Ein Praktikum bereitet dich in mehrerer Hinsicht auf die Berufswelt vor (Foto: goodluz/Shutterstock) Ein Praktikum bereitet dich in mehrerer Hinsicht auf die Berufswelt vor (Foto: goodluz/Shutterstock)
Berufsvorbereitung

Fünf Gründe für ein Praktikum

In den Semesterferien ein Praktikum machen? Klingt anstrengend, denken sich viele. Aber die Anstrengung lohnt sich. Einige Studis müssen zwar Klausuren schreiben, allerdings nicht alle - und nicht ständig. Aber warum sollte man dann in der freien Zeit nicht entspannen, Urlaub machen oder einfach nur von morgens bis abends Netflix schauen? Für ein Praktikum gibt es viele Gründe, selbst wenn es nicht Pflicht ist.
 


Lebenslauf

Der wohl wichtigste Grund für ein Praktikum ist dein Lebensflauf. Sieht der potentielle Arbeitgeber, dass du schon Erfahrung hast, stehen deine Chance deutlich besser. Das gilt übrigens auch, wenn du das Praktikum in einer anderen Branche gemacht hast. Der Personaler sieht trotzdem, dass du engagiert bist und nicht vor Arbeit wegläufst. Wichtig ist später nur, nicht unbedingt jedes kleinste Praktikum anzugeben, das du gemacht hast, sonst wirkt der Lebenslauf schnell aufgeblasen und unstrukturiert.
 


Sicherheit

Nicht nur bei einer Bewerbung kommt Erfahrung gut an. In vielen Studiengängen ist man als Student weit von der Arbeitswelt entfernt. Niemand kann dir sagen, ob der Beruf dir in der Preaxis wirklich liegt.
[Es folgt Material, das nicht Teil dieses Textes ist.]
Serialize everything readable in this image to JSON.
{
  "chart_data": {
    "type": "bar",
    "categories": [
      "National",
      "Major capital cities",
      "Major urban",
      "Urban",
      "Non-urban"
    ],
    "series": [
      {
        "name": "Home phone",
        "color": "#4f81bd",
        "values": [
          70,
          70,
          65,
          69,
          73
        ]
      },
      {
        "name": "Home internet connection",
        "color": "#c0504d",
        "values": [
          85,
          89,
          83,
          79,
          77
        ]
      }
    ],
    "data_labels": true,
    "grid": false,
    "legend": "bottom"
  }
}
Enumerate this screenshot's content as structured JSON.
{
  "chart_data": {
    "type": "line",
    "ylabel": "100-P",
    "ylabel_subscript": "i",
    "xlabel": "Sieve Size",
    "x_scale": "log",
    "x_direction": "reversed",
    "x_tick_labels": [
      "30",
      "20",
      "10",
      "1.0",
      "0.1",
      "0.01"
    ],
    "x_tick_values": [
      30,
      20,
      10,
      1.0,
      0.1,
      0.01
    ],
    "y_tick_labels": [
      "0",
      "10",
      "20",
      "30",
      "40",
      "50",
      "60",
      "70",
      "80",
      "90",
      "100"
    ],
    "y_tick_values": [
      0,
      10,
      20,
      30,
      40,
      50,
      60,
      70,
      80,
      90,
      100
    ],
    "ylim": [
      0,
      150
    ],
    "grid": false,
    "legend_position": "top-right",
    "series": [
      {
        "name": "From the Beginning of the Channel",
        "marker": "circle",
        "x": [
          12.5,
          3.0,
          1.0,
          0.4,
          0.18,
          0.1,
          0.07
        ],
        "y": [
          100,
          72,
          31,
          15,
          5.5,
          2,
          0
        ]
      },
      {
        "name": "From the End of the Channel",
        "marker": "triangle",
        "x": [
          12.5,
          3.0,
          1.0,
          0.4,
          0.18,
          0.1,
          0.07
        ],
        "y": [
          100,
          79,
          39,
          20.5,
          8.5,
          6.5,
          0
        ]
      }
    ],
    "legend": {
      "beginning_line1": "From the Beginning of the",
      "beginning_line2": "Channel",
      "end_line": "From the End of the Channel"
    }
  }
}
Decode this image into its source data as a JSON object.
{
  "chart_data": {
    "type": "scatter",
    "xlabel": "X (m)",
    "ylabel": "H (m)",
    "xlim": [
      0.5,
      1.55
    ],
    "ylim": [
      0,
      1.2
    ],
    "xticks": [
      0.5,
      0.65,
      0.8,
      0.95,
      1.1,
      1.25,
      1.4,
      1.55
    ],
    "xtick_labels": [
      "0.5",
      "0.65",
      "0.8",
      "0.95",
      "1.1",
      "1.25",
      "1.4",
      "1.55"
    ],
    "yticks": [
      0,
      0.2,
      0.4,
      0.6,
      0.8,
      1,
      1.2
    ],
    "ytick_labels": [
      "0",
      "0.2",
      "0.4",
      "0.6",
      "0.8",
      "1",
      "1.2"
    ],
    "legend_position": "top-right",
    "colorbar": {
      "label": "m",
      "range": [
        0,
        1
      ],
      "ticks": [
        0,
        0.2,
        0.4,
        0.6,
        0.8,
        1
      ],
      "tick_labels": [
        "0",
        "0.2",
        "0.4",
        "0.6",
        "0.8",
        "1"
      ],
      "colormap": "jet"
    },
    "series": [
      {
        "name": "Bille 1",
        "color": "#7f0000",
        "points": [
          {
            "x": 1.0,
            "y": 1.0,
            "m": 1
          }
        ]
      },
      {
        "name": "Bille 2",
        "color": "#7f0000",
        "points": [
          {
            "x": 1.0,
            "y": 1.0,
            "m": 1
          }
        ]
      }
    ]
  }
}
Wenn du aber schon einmal in deinem zukünftigen Beruf gearbeitet hast, weißt du, wie der Hase läuft. Du fühlst dich nicht abrupt in die Arbeitswelt hineingeworfen und kannst entspannter starten. Die meisten Studiengänge führen zudem nicht direkt zu einem bestimmten Job. Selbst wenn du bereits eine Richtung bevorzugst, schadet es nicht, auch die andere Seite mal auszuprobieren. Vielleicht macht dir die Arbeit dort viel Spaß. Ein Praktikum schafft dir also die Sicherheit, dass du später die richtigen Entscheidungen triffst.
 


Vitamin B

Manche Dinge erreicht man leichter, wenn man gute Connections hat. Aber wenn man keine neuen Menschen kennenlernt, funktioniert das nicht. Wenn du ein Praktikum machst, lernst du automatisch neue Leute kennen. Ob Mitarbeiter, Vorgesetzte, Geschäftspartner oder sogar Kunden, jeder könnte dich deinem Ziel näher bringen. Es geht beim Praktikum also nicht nur darum, fleißig zu arbeiten und einen guten Eindruck zu hinterlassen, sondern auch darum, Kontakte zu knüpfen.
 


Neue Freunde

Du findest vielleicht nicht nur Arbeitskontakte. Wenn die Arbeitsumgebung es zulässt, schließt du möglicherweise sogar neue Freundschaften. Erst unterhält man sich in der Pause an der Kaffeemaschine, dann geht man mal was essen - und ehe man sich versieht, hat man einen Freund oder eine Freundin mehr. Wenn du für dein Praktikum in eine andere Stadt gehst, kannst du natürlich auch außerhalb des Jobs Leute kennenlernen, die du sonst nie getroffen hättest.
 


Erfahrungen

Ein Praktikum bewirkt vor allem eins: einen Tapetenwechsel. Egal, ob dein Praktikum weit weg oder nah dran stattfindet, du bekommst etwas zu sehen, was du sonst nicht erlebt hättest. Sich außerhalb der Komfortzone zwischen Wohnung und Uni zu bewegen, formt den Charakter und stimmt glücklich. Wenn du ein Praktikum machst, wirst du sicher mal einen Fehler machen. Aber das ist halb so schlimm, denn wie sagen die Eltern so gerne: Aus Fehlern lernt man. Besser also, du machst sie während des Praktikums - und nicht in deinem ersten Job.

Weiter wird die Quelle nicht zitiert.